Evaluating COVID-19 vaccine allocation policies using Bayesian $m$-top exploration
Alexandra Cimpean, Timothy Verstraeten, Lander Willem, Niel Hens, Ann Nowé, Pieter Libin
TL;DR
The paper tackles the problem of efficiently evaluating fine-grained COVID-19 vaccine allocation policies under substantial computational cost and decision uncertainty. It introduces a Bayesian anytime $m$-top exploration framework, implemented as epidemic bandits, to identify the top $m$ vaccination strategies with quantified uncertainty. Through ground-truth validation in a Belgian STRIDE-based setting, the authors show how different contact-reduction regimes and vaccine-uptake levels shape the prioritization of age groups and vaccine types, and they provide a GPL-licensed software framework for replication and future use. The work offers policymakers a compact set of high-utility strategies with uncertainty bounds, enabling robust, data-informed decisions during evolving epidemics.
Abstract
Individual-based epidemiological models support the study of fine-grained preventive measures, such as tailored vaccine allocation policies, in silico.
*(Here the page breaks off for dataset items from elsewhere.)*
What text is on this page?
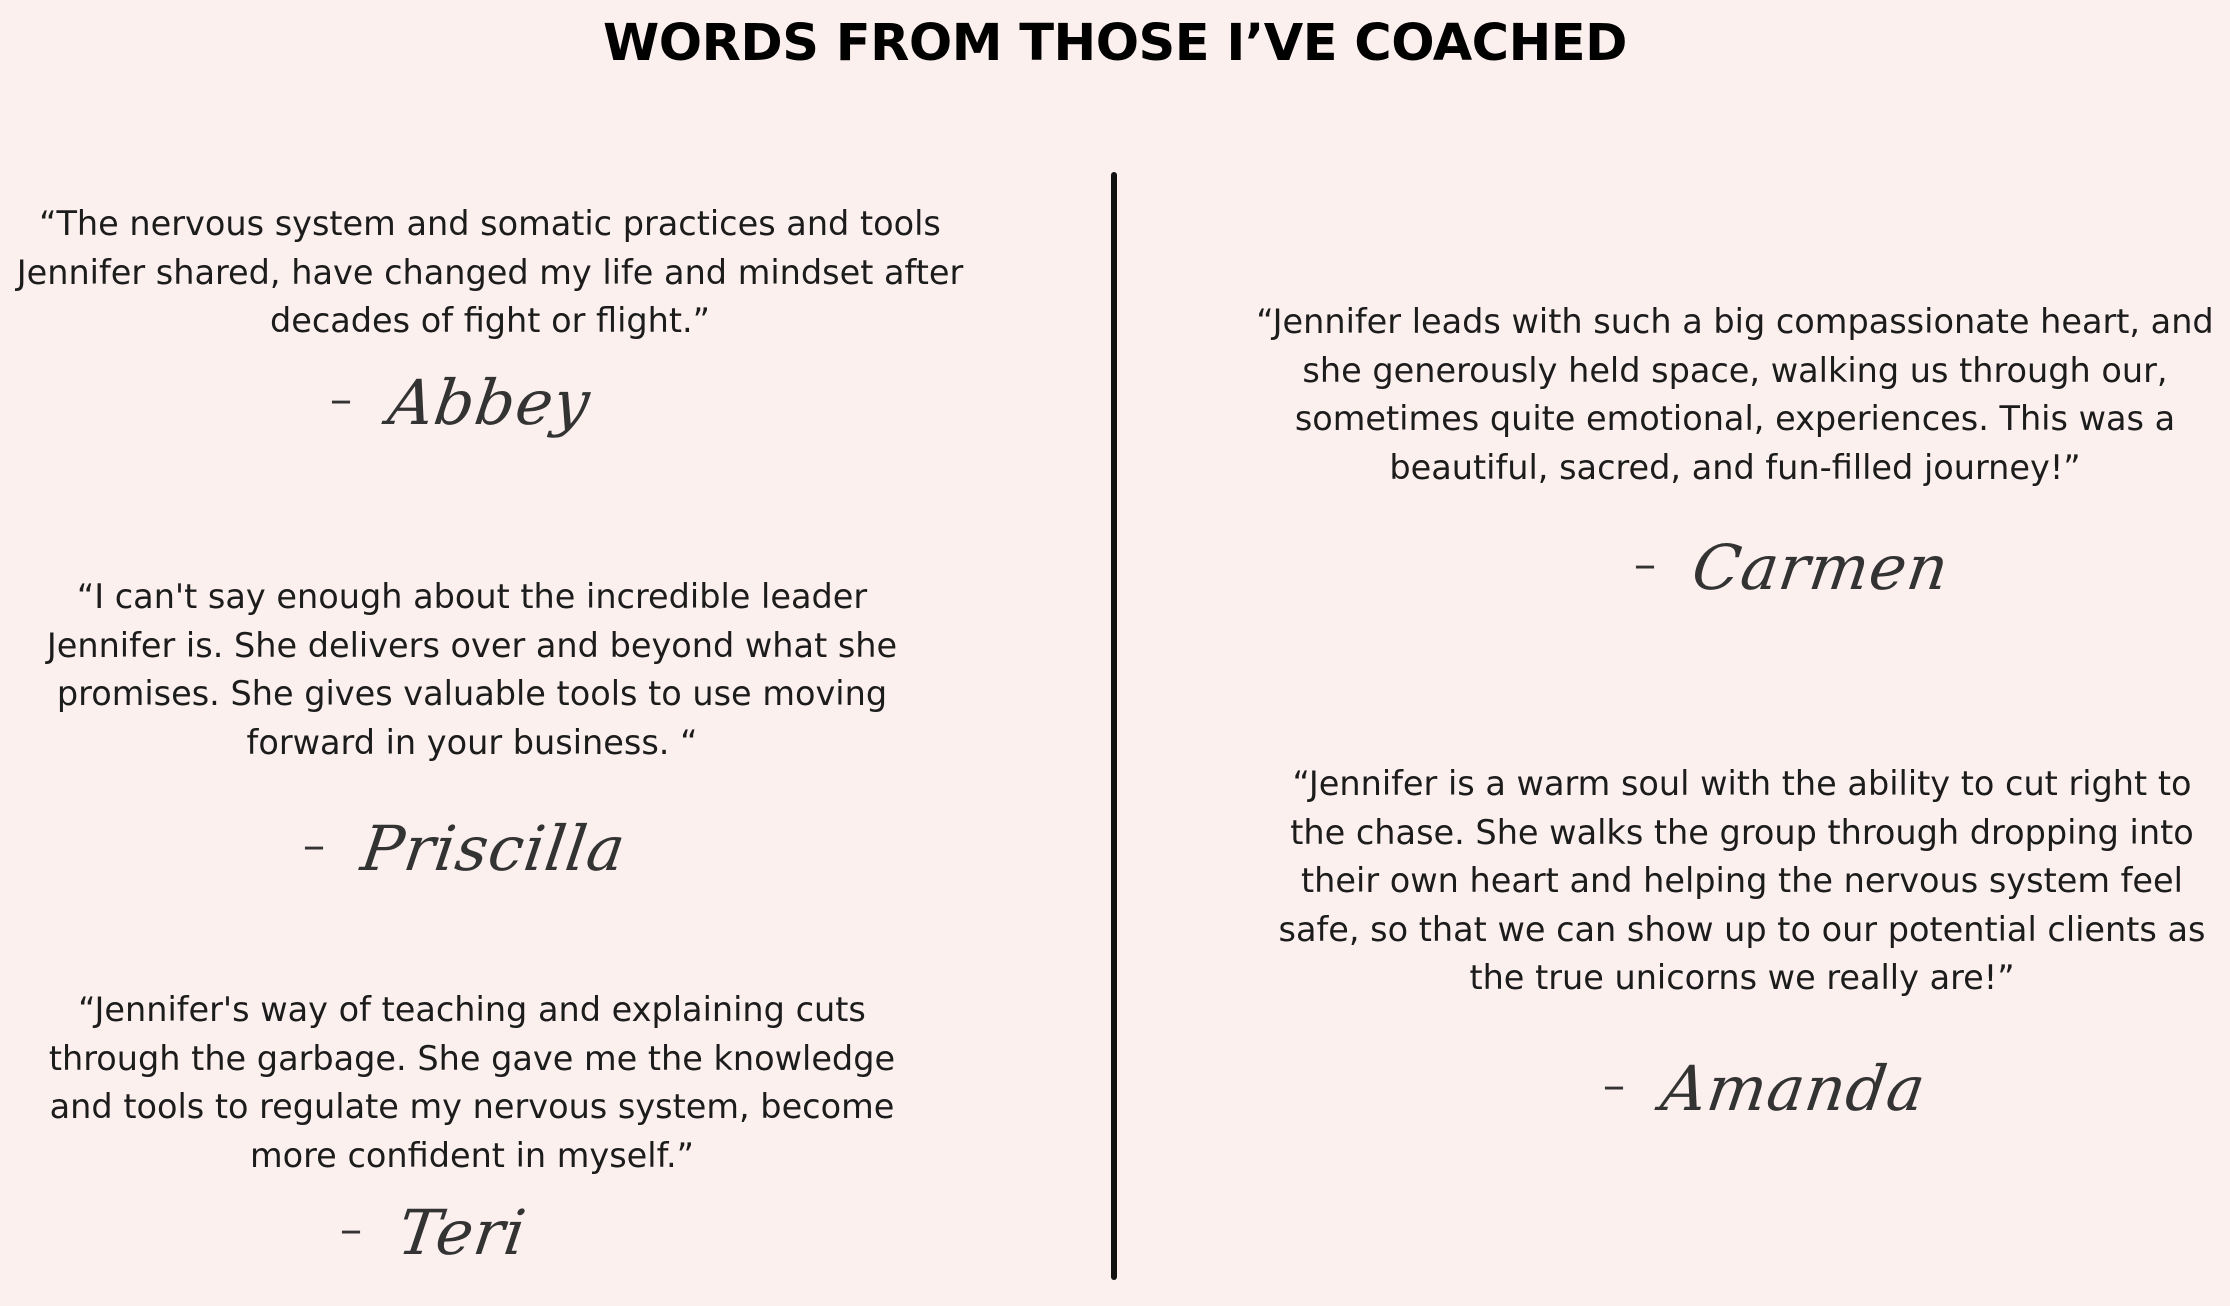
WORDS FROM THOSE I’VE COACHED

“The nervous system and somatic practices and tools Jennifer shared, have changed my life and mindset after decades of fight or flight.”

– Abbey

“I can't say enough about the incredible leader Jennifer is. She delivers over and beyond what she promises. She gives valuable tools to use moving forward in your business. “

– Priscilla

“Jennifer's way of teaching and explaining cuts through the garbage. She gave me the knowledge and tools to regulate my nervous system, become more confident in myself.”

– Teri

“Jennifer leads with such a big compassionate heart, and she generously held space, walking us through our, sometimes quite emotional, experiences. This was a beautiful, sacred, and fun-filled journey!”

– Carmen

“Jennifer is a warm soul with the ability to cut right to the chase. She walks the group through dropping into their own heart and helping the nervous system feel safe, so that we can show up to our potential clients as the true unicorns we really are!”

– Amanda
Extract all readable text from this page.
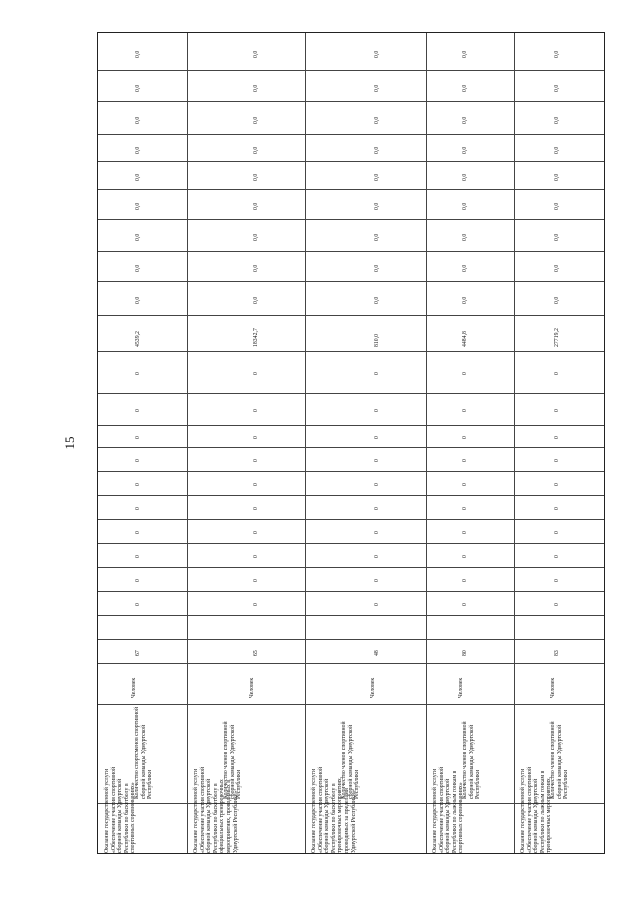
15
0,0
0,0
0,0
0,0
0,0
0,0
0,0
0,0
0,0
4539,2
0
0
0
0
0
0
0
0
0
0
67
Человек
Количество спортсменов спортивной сборной команды Удмуртской Республики
Оказание государственной услуги «Обеспечение участия спортивной сборной команды Удмуртской Республики по баскетболу в спортивных соревнованиях»
0,0
0,0
0,0
0,0
0,0
0,0
0,0
0,0
0,0
18342,7
0
0
0
0
0
0
0
0
0
0
65
Человек
Количество членов спортивной сборной команды Удмуртской Республики
Оказание государственной услуги «Обеспечение участия спортивной сборной команды Удмуртской Республики по баскетболу в официальных тренировочных мероприятиях, проводимых в Удмуртской Республике»
0,0
0,0
0,0
0,0
0,0
0,0
0,0
0,0
0,0
810,0
0
0
0
0
0
0
0
0
0
0
48
Человек
Количество членов спортивной сборной команды Удмуртской Республики
Оказание государственной услуги «Обеспечение участия спортивной сборной команды Удмуртской Республики по баскетболу в тренировочных мероприятиях, проводимых за пределами Удмуртской Республики»
0,0
0,0
0,0
0,0
0,0
0,0
0,0
0,0
0,0
4484,8
0
0
0
0
0
0
0
0
0
0
80
Человек
Количество членов спортивной сборной команды Удмуртской Республики
Оказание государственной услуги «Обеспечение участия спортивной сборной команды Удмуртской Республики по лыжным гонкам в спортивных соревнованиях»
0,0
0,0
0,0
0,0
0,0
0,0
0,0
0,0
0,0
27719,2
0
0
0
0
0
0
0
0
0
0
83
Человек
Количество членов спортивной сборной команды Удмуртской Республики
Оказание государственной услуги «Обеспечение участия спортивной сборной команды Удмуртской Республики по лыжным гонкам в тренировочных мероприятиях,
As individual-based models are computationally intensive, it is pivotal to identify optimal strategies within a reasonable computational budget. Moreover, due to the high societal impact associated with the implementation of preventive strategies, uncertainty regarding decisions should be communicated to policy makers, which is naturally embedded in a Bayesian approach. We present a novel technique for evaluating vaccine allocation strategies using a multi-armed bandit framework in combination with a Bayesian anytime $m$-top exploration algorithm. $m$-top exploration allows the algorithm to learn $m$ policies for which it expects the highest utility, enabling experts to inspect this small set of alternative strategies, along with their quantified uncertainty. The anytime component provides policy advisors with flexibility regarding the computation time and the desired confidence, which is important as it is difficult to make this trade-off beforehand. We consider the Belgian COVID-19 epidemic using the individual-based model STRIDE, where we learn a set of vaccination policies that minimize the number of infections and hospitalisations. Through experiments we show that our method can efficiently identify the $m$-top policies, which is validated in a scenario where the ground truth is available. Finally, we explore how vaccination policies can best be organised under different contact reduction schemes and we investigate the impact of vaccine uptake proportions (i.e., the proportion of individuals that will comply with the strategy and take the vaccine).